Schroeders tiefes Lachen hallte von Schuttwänden wider, die nun auf beiden Straßenseiten aufragten. Karla stimmte trotz ihrer Erschöpfung und Ängste mit ein, aber sie legten nun mehr Eile an den Tag, und zwar eher aus dem Bestreben heraus, einen Ausweg aus dieser Lage zu finden, und nicht so sehr, um die Herde nicht zu verlieren.

Mehr Steine bestanden aus dem nicht leuchtenden Material. Dann war von den leuchtenden Felsen gar nichts mehr zu sehen, und der Weg vor ihnen verdunkelte sich. Karla knipste ihre Taschenlampe an, und ihr matter Strahl beleuchtete die Schwänze der Mammuts. Die Lebewesen hatten keine Schwierigkeiten, in der Dunkelheit ihren Weg zu finden, Karla vermutete, dass ihre Augen sich an den Lichtmangel ebenso angepasst hatten wie ihre zusammengeschrumpften Körper an den beschränkten Nahrungsvorrat.

Dann erlosch die Taschenlampe.
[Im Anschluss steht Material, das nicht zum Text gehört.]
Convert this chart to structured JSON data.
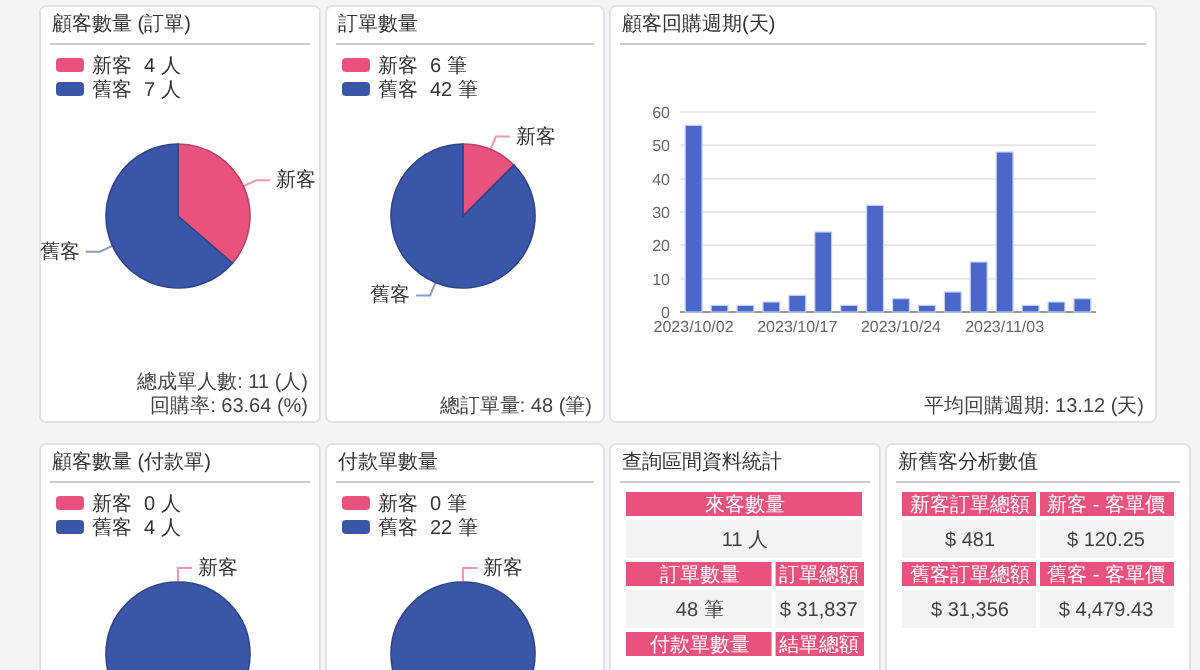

Sie folgten der Herde, indem sie sich am Schlurfen und Scharren der zahlreichen Füße und dem Chor der Grunzlaute und des Schnaubens orientierten. Die totale Finsternis nahm einen bläulichen Schimmer an und färbte sich langsam dunkelgrau. Sie konnten die pelzigen Leiber etwa zwanzig Meter vor sich erkennen. Die Tiere schienen jetzt schneller unterwegs zu sein. Aus Grau wurde Weiß. Der Weg machte einen Schwenk nach rechts, dann nach links, und plötzlich waren sie draußen im Freien und blinzelten geblendet im Sonnenschein.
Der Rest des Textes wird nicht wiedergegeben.